Сорренто далеко позади (вправо и вниз). Влево – поворот к шоссе, круто кидающийся в графику стен и садов. Я не знаю, куда вело это шоссе, – в моем восприятии оно здесь кончалось. Здесь живет Горький. Не все ли равно, к каким итальянским селеньям ведет отсюда шоссе?
Вокруг большого стола рассаживались люди. На фоне прикрытого жалюзи окна их лица были неразличимы. Но вот, отделяясь от других, слева, шагая через узенькую полоску, точно через палочку солнца, к нам двинулся кто-то высокий, знакомый по портретам и незнакомый потому, что в светлом, выше – страннее – иной – худее, моложе… Рукопожатие, Сели за стол. Недоосознав первого впечатления, изумлен-ности о молодости и высоком росте, я уже переживала второе и третье. Как волны моря – не взять неводом. Но, беря палитру и кисть, условно и схематично, вот мое впечатление первого дня с Горьким.
Так вот он какой… Сдержанный, почти сухой, почти суровый. В обращении – чинность, пристальная внимательность, деловая серьезность. Между вами и им – дистанция. Это устанавливается сразу, так просто и так повелительно, что невозможно вознегодовать. Безвкусным, легковесным и безответственным предстает вам вдруг всякое иное человеческое общение. Сусальным «русским человеком» с его пресловутой «задушевностью» мне через час показался тот Горький, которого я ждала.
Горький – строг. Этим много, действительно много о нем сказано. (Мысль: строг к другим – как к себе.)
Темы первого разговора? Осмотренный мною по пути музей, что-то о Неаполе. О газетах из Советской России. И больше, чем тема, – в глазах Горького ненависть – суд над Сакко и Ванцетти.
Так вот оно, живое, это лицо, тридцать лет спустя, в первый раз! Вне возраста, – никакой старости! Широкоскулое и худое, в щеках провалы, волосы сбриты, серый пушок. Усы густые, вниз, рыжие. Глаза – синеватые. И мои глаза не верят, что это явь.
Не похож на свои портреты: бесконечное богатство мимики.

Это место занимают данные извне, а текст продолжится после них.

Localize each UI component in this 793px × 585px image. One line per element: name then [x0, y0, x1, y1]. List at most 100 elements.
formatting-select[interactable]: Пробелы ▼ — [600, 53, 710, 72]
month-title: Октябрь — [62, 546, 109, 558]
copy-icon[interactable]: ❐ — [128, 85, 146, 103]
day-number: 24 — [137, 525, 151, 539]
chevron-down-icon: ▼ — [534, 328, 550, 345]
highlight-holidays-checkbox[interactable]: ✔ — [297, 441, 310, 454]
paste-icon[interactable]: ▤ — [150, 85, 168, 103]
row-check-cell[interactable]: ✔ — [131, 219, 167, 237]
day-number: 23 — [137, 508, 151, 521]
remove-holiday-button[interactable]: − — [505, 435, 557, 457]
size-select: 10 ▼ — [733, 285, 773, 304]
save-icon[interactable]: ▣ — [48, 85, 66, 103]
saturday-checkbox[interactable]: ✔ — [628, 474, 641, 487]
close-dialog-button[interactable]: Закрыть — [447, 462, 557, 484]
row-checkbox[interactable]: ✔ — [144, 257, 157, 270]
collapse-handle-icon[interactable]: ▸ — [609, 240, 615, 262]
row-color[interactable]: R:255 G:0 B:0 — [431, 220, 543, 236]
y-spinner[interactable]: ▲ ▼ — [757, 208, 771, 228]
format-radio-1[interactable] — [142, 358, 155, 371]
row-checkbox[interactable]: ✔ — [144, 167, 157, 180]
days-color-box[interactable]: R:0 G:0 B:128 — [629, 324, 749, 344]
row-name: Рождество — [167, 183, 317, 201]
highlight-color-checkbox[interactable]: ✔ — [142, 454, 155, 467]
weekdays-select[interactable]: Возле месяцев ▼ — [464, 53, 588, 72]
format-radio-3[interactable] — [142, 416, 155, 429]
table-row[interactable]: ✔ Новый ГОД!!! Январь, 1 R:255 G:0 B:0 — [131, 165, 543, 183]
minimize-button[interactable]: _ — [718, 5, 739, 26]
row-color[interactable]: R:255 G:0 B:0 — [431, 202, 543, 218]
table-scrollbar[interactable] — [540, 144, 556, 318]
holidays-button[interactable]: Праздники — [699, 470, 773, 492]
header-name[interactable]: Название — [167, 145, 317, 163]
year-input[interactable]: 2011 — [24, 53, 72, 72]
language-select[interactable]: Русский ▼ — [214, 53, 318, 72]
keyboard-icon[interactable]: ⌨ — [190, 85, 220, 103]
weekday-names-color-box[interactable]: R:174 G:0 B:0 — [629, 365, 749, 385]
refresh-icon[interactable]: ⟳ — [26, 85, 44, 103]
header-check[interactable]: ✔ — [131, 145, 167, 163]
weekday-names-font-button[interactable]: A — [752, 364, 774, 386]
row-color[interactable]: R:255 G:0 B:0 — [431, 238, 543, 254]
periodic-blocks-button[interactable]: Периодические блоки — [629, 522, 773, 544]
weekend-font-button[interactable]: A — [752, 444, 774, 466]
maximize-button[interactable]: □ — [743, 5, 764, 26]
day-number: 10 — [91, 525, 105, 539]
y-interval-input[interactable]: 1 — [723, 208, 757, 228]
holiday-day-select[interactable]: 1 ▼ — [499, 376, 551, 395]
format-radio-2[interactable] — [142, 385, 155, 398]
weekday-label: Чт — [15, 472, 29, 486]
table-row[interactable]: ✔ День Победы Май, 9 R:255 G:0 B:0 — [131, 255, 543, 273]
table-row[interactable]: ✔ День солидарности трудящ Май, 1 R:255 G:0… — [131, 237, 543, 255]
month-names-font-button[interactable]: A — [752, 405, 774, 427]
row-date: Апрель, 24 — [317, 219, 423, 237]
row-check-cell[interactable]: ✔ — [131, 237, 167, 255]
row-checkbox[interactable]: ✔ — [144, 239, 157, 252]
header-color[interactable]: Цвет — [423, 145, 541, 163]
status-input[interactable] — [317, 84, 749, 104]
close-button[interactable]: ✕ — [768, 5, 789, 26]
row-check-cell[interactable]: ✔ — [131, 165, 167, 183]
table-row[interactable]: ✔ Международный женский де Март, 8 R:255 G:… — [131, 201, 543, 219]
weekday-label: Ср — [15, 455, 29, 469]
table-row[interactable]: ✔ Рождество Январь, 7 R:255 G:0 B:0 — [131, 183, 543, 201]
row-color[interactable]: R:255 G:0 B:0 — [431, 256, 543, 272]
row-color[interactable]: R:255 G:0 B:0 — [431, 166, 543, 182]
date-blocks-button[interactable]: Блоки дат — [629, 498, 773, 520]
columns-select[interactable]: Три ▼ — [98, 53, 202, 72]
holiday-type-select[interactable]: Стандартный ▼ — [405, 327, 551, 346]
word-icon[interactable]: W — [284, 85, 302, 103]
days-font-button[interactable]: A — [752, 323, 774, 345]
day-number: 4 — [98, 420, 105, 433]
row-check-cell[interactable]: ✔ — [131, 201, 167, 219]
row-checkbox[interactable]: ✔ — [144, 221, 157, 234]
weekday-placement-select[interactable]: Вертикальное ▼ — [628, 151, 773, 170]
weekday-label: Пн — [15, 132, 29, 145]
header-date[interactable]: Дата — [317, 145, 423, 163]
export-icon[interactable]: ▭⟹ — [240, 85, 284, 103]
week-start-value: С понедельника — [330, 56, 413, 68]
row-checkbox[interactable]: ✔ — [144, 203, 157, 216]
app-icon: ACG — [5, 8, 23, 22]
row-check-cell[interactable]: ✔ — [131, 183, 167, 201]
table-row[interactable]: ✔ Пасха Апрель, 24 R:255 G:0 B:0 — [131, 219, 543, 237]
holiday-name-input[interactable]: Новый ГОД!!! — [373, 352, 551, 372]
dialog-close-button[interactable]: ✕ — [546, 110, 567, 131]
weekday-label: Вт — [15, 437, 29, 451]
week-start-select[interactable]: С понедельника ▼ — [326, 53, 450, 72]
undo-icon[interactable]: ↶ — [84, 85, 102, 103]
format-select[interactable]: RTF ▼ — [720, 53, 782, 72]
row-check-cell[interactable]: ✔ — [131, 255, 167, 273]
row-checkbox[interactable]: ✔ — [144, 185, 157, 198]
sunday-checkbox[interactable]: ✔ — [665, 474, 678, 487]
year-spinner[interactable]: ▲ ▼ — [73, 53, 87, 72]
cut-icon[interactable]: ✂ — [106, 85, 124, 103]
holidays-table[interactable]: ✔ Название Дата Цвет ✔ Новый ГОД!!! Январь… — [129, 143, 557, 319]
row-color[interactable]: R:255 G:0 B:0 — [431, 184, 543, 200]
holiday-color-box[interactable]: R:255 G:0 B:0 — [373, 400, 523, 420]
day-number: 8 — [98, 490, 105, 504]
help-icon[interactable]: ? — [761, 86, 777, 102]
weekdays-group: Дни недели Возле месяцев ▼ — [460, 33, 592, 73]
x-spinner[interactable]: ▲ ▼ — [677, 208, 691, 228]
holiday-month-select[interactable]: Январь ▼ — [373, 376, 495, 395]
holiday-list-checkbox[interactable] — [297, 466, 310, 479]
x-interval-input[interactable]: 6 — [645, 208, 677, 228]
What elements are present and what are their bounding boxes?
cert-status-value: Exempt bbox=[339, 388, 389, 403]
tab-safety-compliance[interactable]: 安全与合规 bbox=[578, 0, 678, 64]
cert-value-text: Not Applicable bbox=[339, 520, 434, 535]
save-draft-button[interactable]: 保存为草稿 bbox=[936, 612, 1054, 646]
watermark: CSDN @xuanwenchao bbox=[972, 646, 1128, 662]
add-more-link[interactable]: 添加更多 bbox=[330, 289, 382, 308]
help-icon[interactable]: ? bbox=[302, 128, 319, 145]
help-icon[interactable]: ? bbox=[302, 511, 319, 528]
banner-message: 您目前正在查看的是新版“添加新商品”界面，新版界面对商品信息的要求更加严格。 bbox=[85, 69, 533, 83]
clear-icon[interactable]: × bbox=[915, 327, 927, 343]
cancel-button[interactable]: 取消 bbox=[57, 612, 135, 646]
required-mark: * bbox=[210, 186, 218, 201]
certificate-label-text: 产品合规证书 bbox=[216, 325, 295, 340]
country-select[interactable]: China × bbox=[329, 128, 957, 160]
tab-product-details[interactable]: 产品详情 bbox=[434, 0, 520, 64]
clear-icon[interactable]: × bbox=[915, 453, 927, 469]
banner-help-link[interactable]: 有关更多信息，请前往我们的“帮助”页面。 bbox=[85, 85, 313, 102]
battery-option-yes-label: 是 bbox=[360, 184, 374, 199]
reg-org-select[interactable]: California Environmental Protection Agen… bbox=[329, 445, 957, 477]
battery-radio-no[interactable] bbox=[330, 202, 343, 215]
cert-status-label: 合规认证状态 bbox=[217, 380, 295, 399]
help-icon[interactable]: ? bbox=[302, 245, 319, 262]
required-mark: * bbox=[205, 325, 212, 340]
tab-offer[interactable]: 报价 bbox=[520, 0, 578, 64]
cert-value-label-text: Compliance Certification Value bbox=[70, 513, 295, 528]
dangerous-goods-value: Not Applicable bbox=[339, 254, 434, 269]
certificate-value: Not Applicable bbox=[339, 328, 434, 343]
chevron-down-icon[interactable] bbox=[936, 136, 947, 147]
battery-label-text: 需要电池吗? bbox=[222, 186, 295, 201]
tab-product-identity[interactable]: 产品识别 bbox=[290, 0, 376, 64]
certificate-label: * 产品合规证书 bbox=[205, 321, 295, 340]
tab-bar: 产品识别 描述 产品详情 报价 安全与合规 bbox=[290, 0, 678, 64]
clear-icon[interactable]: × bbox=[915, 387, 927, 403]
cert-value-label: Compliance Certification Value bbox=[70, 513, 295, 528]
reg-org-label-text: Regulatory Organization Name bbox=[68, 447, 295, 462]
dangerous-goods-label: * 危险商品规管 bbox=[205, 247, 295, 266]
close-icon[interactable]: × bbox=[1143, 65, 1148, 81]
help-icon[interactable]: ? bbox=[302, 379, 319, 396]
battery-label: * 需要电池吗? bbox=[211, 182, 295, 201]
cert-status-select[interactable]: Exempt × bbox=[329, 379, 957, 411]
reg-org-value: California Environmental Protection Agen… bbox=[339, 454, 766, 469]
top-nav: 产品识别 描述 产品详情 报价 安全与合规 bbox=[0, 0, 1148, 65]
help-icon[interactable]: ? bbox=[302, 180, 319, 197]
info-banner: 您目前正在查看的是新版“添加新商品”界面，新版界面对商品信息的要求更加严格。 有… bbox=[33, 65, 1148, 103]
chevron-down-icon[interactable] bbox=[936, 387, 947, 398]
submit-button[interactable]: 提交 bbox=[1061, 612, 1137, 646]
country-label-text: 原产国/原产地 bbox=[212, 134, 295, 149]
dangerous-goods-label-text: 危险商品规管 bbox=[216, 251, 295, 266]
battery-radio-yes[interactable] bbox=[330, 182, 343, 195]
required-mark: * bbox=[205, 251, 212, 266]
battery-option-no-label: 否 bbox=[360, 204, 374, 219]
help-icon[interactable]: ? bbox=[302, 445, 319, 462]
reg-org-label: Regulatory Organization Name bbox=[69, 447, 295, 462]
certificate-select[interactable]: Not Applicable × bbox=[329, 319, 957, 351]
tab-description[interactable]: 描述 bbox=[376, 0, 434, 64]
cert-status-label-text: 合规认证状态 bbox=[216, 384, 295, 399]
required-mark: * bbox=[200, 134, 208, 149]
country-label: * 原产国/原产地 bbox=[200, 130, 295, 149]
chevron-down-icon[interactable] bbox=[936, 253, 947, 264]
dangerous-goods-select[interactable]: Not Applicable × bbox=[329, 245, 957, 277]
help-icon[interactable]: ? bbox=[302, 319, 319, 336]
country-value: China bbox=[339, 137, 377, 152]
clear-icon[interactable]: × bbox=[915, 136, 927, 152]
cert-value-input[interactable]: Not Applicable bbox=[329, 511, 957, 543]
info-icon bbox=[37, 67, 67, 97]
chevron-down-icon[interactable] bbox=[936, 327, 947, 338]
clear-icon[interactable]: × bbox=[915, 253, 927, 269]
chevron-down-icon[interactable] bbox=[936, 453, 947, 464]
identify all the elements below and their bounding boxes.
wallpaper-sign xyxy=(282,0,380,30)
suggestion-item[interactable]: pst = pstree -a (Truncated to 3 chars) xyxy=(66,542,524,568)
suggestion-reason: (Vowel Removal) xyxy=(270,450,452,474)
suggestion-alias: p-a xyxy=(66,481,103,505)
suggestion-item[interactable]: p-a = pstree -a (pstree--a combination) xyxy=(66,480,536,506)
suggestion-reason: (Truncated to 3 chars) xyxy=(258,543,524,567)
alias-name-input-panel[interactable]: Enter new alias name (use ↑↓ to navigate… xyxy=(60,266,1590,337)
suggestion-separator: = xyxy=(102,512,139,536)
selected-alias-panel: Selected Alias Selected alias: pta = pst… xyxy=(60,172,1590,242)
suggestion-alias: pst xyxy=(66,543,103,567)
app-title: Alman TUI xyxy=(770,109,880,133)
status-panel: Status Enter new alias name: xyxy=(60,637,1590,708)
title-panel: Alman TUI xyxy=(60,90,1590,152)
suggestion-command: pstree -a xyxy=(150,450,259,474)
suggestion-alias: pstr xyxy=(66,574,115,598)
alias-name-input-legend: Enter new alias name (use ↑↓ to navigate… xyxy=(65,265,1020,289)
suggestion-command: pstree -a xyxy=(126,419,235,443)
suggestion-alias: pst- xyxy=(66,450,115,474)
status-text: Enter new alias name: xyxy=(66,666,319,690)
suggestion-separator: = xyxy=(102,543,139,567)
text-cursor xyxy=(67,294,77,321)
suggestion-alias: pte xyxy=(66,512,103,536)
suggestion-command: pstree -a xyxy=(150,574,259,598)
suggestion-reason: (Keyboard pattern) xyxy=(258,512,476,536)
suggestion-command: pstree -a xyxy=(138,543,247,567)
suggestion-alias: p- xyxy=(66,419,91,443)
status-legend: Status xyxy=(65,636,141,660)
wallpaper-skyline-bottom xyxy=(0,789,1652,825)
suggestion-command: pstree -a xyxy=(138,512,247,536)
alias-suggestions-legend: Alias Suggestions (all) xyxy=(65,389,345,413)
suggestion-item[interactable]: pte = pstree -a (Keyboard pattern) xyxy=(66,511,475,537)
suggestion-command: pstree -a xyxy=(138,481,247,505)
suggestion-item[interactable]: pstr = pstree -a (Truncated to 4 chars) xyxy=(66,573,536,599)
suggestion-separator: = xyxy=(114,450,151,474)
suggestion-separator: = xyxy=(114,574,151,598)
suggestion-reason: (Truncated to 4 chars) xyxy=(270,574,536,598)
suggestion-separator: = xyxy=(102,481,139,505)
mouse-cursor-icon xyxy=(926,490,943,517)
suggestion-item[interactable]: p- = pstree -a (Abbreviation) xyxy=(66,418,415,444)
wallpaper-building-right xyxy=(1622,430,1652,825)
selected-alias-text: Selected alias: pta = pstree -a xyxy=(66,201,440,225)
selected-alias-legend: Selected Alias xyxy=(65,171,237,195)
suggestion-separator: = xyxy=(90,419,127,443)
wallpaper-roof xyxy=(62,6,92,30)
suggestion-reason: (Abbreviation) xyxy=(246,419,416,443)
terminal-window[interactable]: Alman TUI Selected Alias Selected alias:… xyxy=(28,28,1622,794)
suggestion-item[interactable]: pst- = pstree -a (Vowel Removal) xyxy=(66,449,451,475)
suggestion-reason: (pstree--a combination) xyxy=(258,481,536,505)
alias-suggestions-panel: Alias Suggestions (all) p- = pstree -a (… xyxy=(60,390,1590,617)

Но каждый портрет что-то схватил, и перед глядящими, как в кинофильме, мелькает в волшебной смене то один, то другой портрет, – а, и еще этот? – гасимые текучей сменой вовсе новых, аппаратом не виданных лиц.
Он говорит, голос глуховатый, на «о», на мой слух чуть невнятный в своих утиханиях, но когда близко или привыкнешь, в негромких интонациях такая мощь тончайших смысловых переливов, как бывает разве что в музыке. Когда же их не хватает – рассказ переходит в жест. Кто напишет
о его жестах? Я только отмечу в них не виданную мною выразительность. Интеллектуализм? С их длинных, спокойных всплесков, с холодка неуловимых движений этого веющего смычка каплет горячий воск – печать на то волнение рассказа, которое нельзя передать. Это высокая марка волнения.
Лицо – голос – жест. С чего начать дальше? С того, что вокруг стола, где сидим, – люди, давно знающие Горького. Что мне неловко. Что мешают тарелки, ваза с фруктами, стены, окна с каким-то садом и жаркий, равнодушный к моему приезду – как завтра и как вчера – день.
Большая комната с тремя окнами – дверями на балкон. Вид на далекое море с правым крылом гор и Сорренто, с очень бледным треугольником Везувия. Каменный светлый мозаичный пол. От него ли или от стольких дверей на воздух – впечатление холода и простора. Книжные полки. Никакого беспорядка. Никаких вещей, подчеркивающих индивидуальность хозяина. Серьезно, спокойно. За рабочим креслом большого стола стопка остро очиненных цветных карандашей, над полкой небольшой портрет Пушкина. Две-три картины. В углу за ширмой – кровать.